Following up on earlier decisions in 2022 and early 2023, the EU in late October issued an urgent order that will ban personal data processing for behavioral advertising by Meta (Facebook/Instagram). The decision rests primarily on findings that users' consent to process personal data was not valid for behavioral advertising in light of EU privacy laws. Meta had argued that it collected user consent to process personal data for delivery of Facebook and Instagram services, which include behavioral advertising. The EU authorities have held that the terms forced users to agree to behavioral advertising and thus the consent did not cover such practices.
Why It Matters
The online ad market is sure to be greatly affected by this; in addition to binding Facebook and Instagram directly, this decision will have downstream effects on any company that is part of their advertising ecosystem, since EU law holds all parties responsible for data processing decisions.
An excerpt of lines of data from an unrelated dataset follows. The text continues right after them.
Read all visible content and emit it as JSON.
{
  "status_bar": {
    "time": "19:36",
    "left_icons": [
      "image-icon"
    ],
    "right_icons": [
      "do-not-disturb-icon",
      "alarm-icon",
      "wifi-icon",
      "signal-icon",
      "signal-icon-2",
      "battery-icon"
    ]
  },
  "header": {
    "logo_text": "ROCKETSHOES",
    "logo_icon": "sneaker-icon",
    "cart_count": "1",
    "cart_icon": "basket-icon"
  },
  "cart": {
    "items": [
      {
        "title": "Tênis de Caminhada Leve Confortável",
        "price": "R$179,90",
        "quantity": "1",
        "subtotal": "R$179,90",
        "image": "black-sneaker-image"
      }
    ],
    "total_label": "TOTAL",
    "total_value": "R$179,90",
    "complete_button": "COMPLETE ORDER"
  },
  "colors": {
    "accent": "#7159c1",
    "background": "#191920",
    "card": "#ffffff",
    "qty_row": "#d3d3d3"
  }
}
In addition, it is likely that operators must now seek separate consent to behavioral advertising, rather than the general consent to delivery of their services, to users. To navigate the new reality, Meta has proposed a subscription model that would allow users to pay for ad-free services or choose free, but ad-supported services. Regulators have not decided whether to allow such a move. If they do not, the potential for changes in the online ad market – if users must essentially opt in for any behavioral ads – is enormous. Facebook, Instagram, Google, and other social media have built multi-billion dollar businesses by providing free services, supported by targeted advertising, to consumers. If they now have to obtain specific permission to target ads to users, that means a big risk to the ad revenue side of things.